Although it’s been more than 50 years since Victor Ashe served in the state legislature, he remembers it well. Ashe, a former Knoxville mayor and U.S. ambassador to Poland, also has 15 combined years in the state legislature, both in the House and Senate. Ashe said the House speaker is the most important position, by far, in the House or Senate. 

Some of their duties, Ashe said, include assigning committees to lawmakers and determining who is recognized to speak. 

Ashe also pointed out the speaker is third in line to the governor and carries a lot of influence. 

“It’s rare a speaker’s wishes are not honored,” he said.

Despite the power wielded by a house speaker, Ashe said it’s important to be fair to all 99 members, whether you agree or disagree with them politically, as they’re duly elected and entitled to be heard. 

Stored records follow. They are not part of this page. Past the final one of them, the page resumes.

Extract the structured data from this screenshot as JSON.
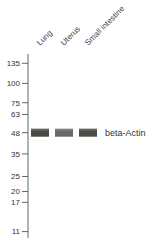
{
  "chart_data": {
    "type": "scatter",
    "categories": [
      "Lung",
      "Uterus",
      "Small intestine"
    ],
    "values": [
      48,
      48,
      48
    ],
    "colors": [
      "#4a4845",
      "#6a6865",
      "#4c4a47"
    ],
    "log": "y",
    "ylim": [
      10,
      155
    ],
    "yticks": [
      135,
      100,
      75,
      63,
      48,
      35,
      25,
      20,
      17,
      11
    ],
    "marker": "band",
    "annotation": "beta-Actin",
    "grid": false
  }
}
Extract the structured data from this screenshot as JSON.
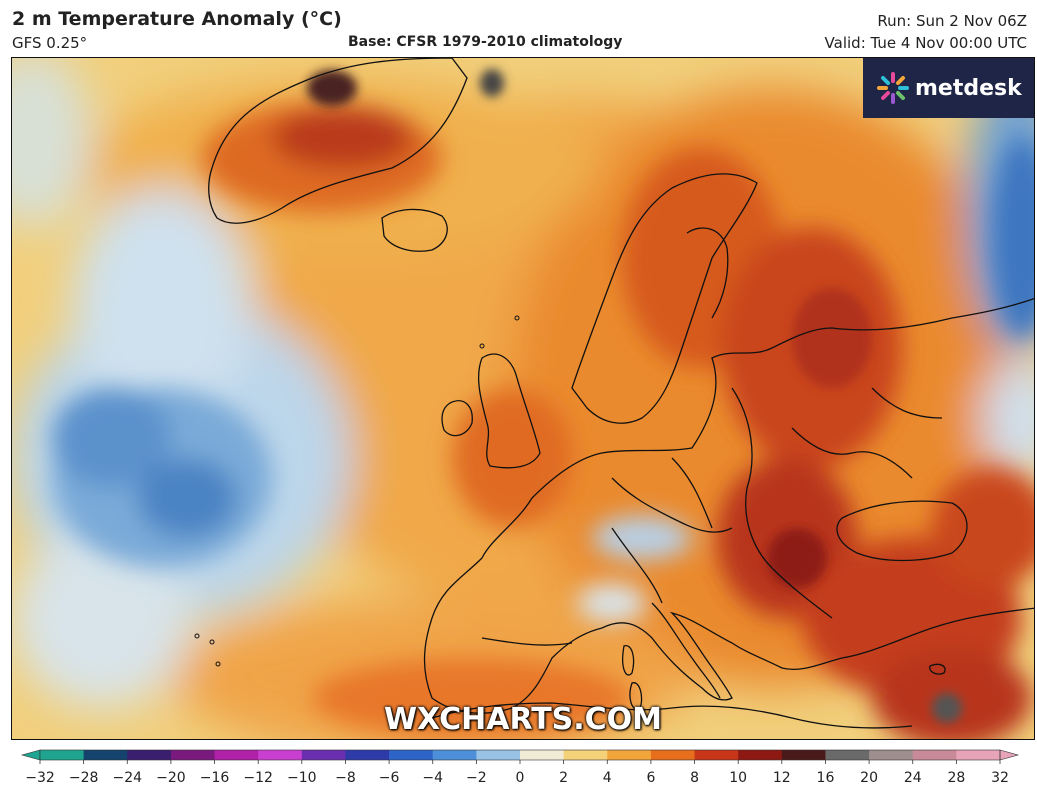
{
  "header": {
    "title": "2 m Temperature Anomaly (°C)",
    "model": "GFS 0.25°",
    "base": "Base: CFSR 1979-2010 climatology",
    "run": "Run: Sun 2 Nov 06Z",
    "valid": "Valid: Tue 4 Nov 00:00 UTC"
  },
  "branding": {
    "logo_text": "metdesk",
    "watermark": "WXCHARTS.COM"
  },
  "colorbar": {
    "ticks": [
      "−32",
      "−28",
      "−24",
      "−20",
      "−16",
      "−12",
      "−10",
      "−8",
      "−6",
      "−4",
      "−2",
      "0",
      "2",
      "4",
      "6",
      "8",
      "10",
      "12",
      "16",
      "20",
      "24",
      "28",
      "32"
    ],
    "colors": [
      "#1fa58f",
      "#14436d",
      "#3a1f6e",
      "#7a1a7e",
      "#b020a8",
      "#c93fcf",
      "#6a2fb0",
      "#2d3aa8",
      "#2e64c8",
      "#4d8fd8",
      "#98c2e6",
      "#f2ecd6",
      "#f5d27a",
      "#f2a53a",
      "#e76f1c",
      "#c8361a",
      "#8e1812",
      "#4a1a1a",
      "#6a6a6a",
      "#9e8e8e",
      "#c98a98",
      "#e7a4b8"
    ],
    "left_end_color": "#1fa58f",
    "right_end_color": "#e7a4b8"
  },
  "colors": {
    "ocean_base": "#f1d58a",
    "cold_anomaly": "#5e96cf",
    "warm_anomaly": "#e56e22",
    "hot_anomaly": "#b8351a",
    "frame": "#111111",
    "logo_bg": "#1e2547"
  }
}
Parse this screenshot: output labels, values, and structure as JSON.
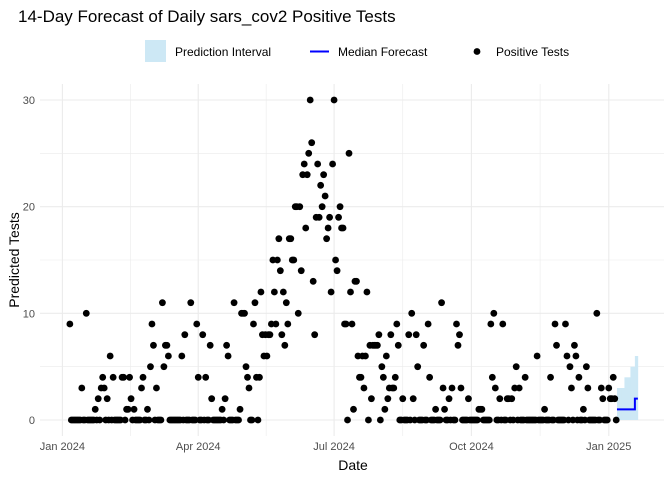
{
  "chart_data": {
    "type": "scatter",
    "title": "14-Day Forecast of Daily sars_cov2 Positive Tests",
    "xlabel": "Date",
    "ylabel": "Predicted Tests",
    "xlim": [
      "2023-12-17",
      "2025-02-07"
    ],
    "ylim": [
      -1.5,
      31.5
    ],
    "x_ticks": [
      {
        "date": "2024-01-01",
        "label": "Jan 2024"
      },
      {
        "date": "2024-04-01",
        "label": "Apr 2024"
      },
      {
        "date": "2024-07-01",
        "label": "Jul 2024"
      },
      {
        "date": "2024-10-01",
        "label": "Oct 2024"
      },
      {
        "date": "2025-01-01",
        "label": "Jan 2025"
      }
    ],
    "y_ticks": [
      0,
      10,
      20,
      30
    ],
    "grid": true,
    "legend": {
      "position": "top",
      "items": [
        {
          "label": "Prediction Interval",
          "kind": "ribbon"
        },
        {
          "label": "Median Forecast",
          "kind": "line"
        },
        {
          "label": "Positive Tests",
          "kind": "point"
        }
      ]
    },
    "colors": {
      "points": "#000000",
      "median": "#0000ff",
      "interval": "#cde8f5",
      "grid": "#ebebeb"
    },
    "observed_daily_by_month": {
      "2024-01": [
        null,
        null,
        null,
        null,
        null,
        9,
        0,
        0,
        0,
        0,
        0,
        0,
        0,
        3,
        0,
        0,
        10,
        0,
        0,
        0,
        0,
        0,
        1,
        0,
        2,
        0,
        3,
        4,
        3,
        0,
        2
      ],
      "2024-02": [
        0,
        6,
        0,
        4,
        0,
        0,
        0,
        0,
        0,
        4,
        4,
        0,
        1,
        1,
        4,
        2,
        0,
        1,
        0,
        0,
        0,
        0,
        3,
        4,
        0,
        0,
        1,
        0,
        5
      ],
      "2024-03": [
        9,
        7,
        0,
        3,
        0,
        0,
        0,
        11,
        5,
        7,
        7,
        6,
        0,
        0,
        0,
        0,
        0,
        0,
        0,
        0,
        6,
        0,
        8,
        0,
        0,
        0,
        11,
        0,
        0,
        0,
        9
      ],
      "2024-04": [
        4,
        0,
        0,
        8,
        0,
        4,
        0,
        0,
        7,
        2,
        0,
        0,
        0,
        0,
        0,
        0,
        1,
        0,
        2,
        7,
        6,
        0,
        0,
        0,
        11,
        0,
        0,
        0,
        1,
        10
      ],
      "2024-05": [
        10,
        10,
        5,
        4,
        3,
        0,
        0,
        9,
        11,
        4,
        0,
        4,
        12,
        8,
        6,
        8,
        6,
        8,
        8,
        9,
        15,
        12,
        9,
        15,
        17,
        14,
        8,
        12,
        7,
        11,
        9
      ],
      "2024-06": [
        17,
        17,
        15,
        15,
        20,
        20,
        10,
        20,
        14,
        23,
        24,
        18,
        23,
        25,
        30,
        26,
        13,
        8,
        19,
        24,
        19,
        22,
        20,
        23,
        21,
        17,
        18,
        19,
        12,
        24
      ],
      "2024-07": [
        30,
        15,
        14,
        19,
        20,
        18,
        18,
        9,
        9,
        0,
        25,
        12,
        9,
        1,
        13,
        13,
        6,
        4,
        4,
        6,
        3,
        6,
        12,
        0,
        7,
        2,
        7,
        7,
        7,
        7,
        8
      ],
      "2024-08": [
        0,
        5,
        4,
        1,
        6,
        2,
        3,
        8,
        3,
        3,
        4,
        9,
        7,
        0,
        0,
        2,
        0,
        0,
        0,
        8,
        0,
        10,
        2,
        0,
        8,
        5,
        0,
        0,
        0,
        7,
        0
      ],
      "2024-09": [
        0,
        9,
        4,
        0,
        0,
        0,
        1,
        0,
        0,
        0,
        11,
        3,
        1,
        0,
        0,
        2,
        0,
        3,
        0,
        0,
        9,
        7,
        8,
        3,
        0,
        0,
        0,
        0,
        2,
        0
      ],
      "2024-10": [
        0,
        0,
        0,
        0,
        0,
        1,
        1,
        1,
        0,
        0,
        0,
        0,
        0,
        9,
        4,
        10,
        3,
        0,
        0,
        2,
        0,
        9,
        0,
        0,
        2,
        2,
        0,
        2,
        0,
        3,
        5
      ],
      "2024-11": [
        0,
        3,
        0,
        0,
        0,
        4,
        0,
        0,
        0,
        0,
        0,
        0,
        0,
        6,
        0,
        0,
        0,
        0,
        1,
        0,
        0,
        0,
        4,
        0,
        0,
        9,
        7,
        0,
        0,
        0
      ],
      "2024-12": [
        0,
        0,
        9,
        6,
        0,
        5,
        3,
        0,
        7,
        6,
        0,
        4,
        0,
        0,
        1,
        0,
        5,
        3,
        0,
        0,
        0,
        0,
        0,
        10,
        0,
        0,
        3,
        2,
        0,
        0,
        0
      ],
      "2025-01": [
        3,
        2,
        2,
        4,
        2,
        0
      ]
    },
    "forecast": {
      "dates": [
        "2025-01-07",
        "2025-01-08",
        "2025-01-09",
        "2025-01-10",
        "2025-01-11",
        "2025-01-12",
        "2025-01-13",
        "2025-01-14",
        "2025-01-15",
        "2025-01-16",
        "2025-01-17",
        "2025-01-18",
        "2025-01-19",
        "2025-01-20"
      ],
      "median": [
        1,
        1,
        1,
        1,
        1,
        1,
        1,
        1,
        1,
        1,
        1,
        1,
        2,
        2
      ],
      "lower": [
        0,
        0,
        0,
        0,
        0,
        0,
        0,
        0,
        0,
        0,
        0,
        0,
        0,
        0
      ],
      "upper": [
        3,
        3,
        3,
        3,
        3,
        4,
        4,
        4,
        4,
        5,
        5,
        5,
        6,
        6
      ]
    }
  }
}
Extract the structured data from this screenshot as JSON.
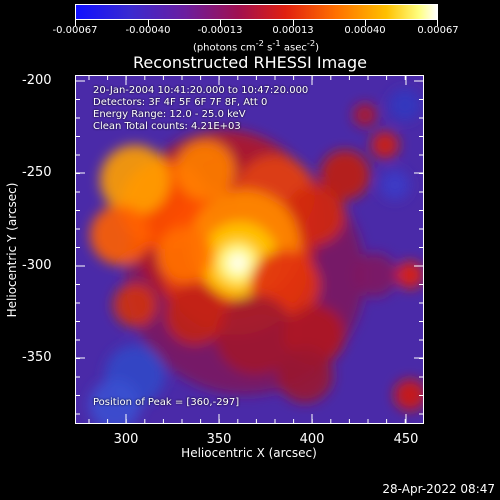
{
  "colorbar": {
    "labels": [
      "-0.00067",
      "-0.00040",
      "-0.00013",
      "0.00013",
      "0.00040",
      "0.00067"
    ],
    "units_prefix": "(photons cm",
    "units_sup1": "-2",
    "units_mid1": " s",
    "units_sup2": "-1",
    "units_mid2": " asec",
    "units_sup3": "-2",
    "units_suffix": ")"
  },
  "plot": {
    "title": "Reconstructed RHESSI Image",
    "info_line1": "20-Jan-2004 10:41:20.000 to 10:47:20.000",
    "info_line2": "Detectors: 3F 4F 5F 6F 7F 8F, Att 0",
    "info_line3": "Energy Range: 12.0 - 25.0 keV",
    "info_line4": "Clean    Total counts: 4.21E+03",
    "peak_text": "Position of Peak = [360,-297]",
    "xlabel": "Heliocentric X (arcsec)",
    "ylabel": "Heliocentric Y (arcsec)",
    "x_ticks": [
      "300",
      "350",
      "400",
      "450"
    ],
    "y_ticks": [
      "-200",
      "-250",
      "-300",
      "-350"
    ]
  },
  "timestamp": "28-Apr-2022 08:47",
  "colors": {
    "low": "#2020ff",
    "mid": "#8a1a8a",
    "high": "#ff8800",
    "peak": "#ffffff"
  }
}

Ashe sees his behavior, prior to the text message controversy, to be highly discriminatory and unfair. He cited his treatment of Rep. Gloria Johnson (D-Knoxville), who Casada never called on in on a debate over abortion, where she wanted to propose an amendment to protect women in cases of rape or incest.  

Ultimately, Ashe believes Casada should go, as pressure mounts across the state and within his own party.

“We’ve never had this kind of issue with any speaker in my knowledge and I first served 51 years ago, in 1968. We’ve had individual members have issues, behavior issues, but we’ve never had a speaker of either party be questioned as this is occurring,” Ashe said. “it’s time for him to step aside. his usefulness and his credibility, I think, has been destroyed.”

Rep. Johnson said, “It’s embarrassing. It’s hard to do state business when this is happening. “People are coming up to me non-stop (saying) he’s got to go, he’s got to go, the citizens, and these are Republicans. I’m not talking about Democrats. These are Republicans saying he needs to go. So, they (Republican Caucus) need to listen to their constituents.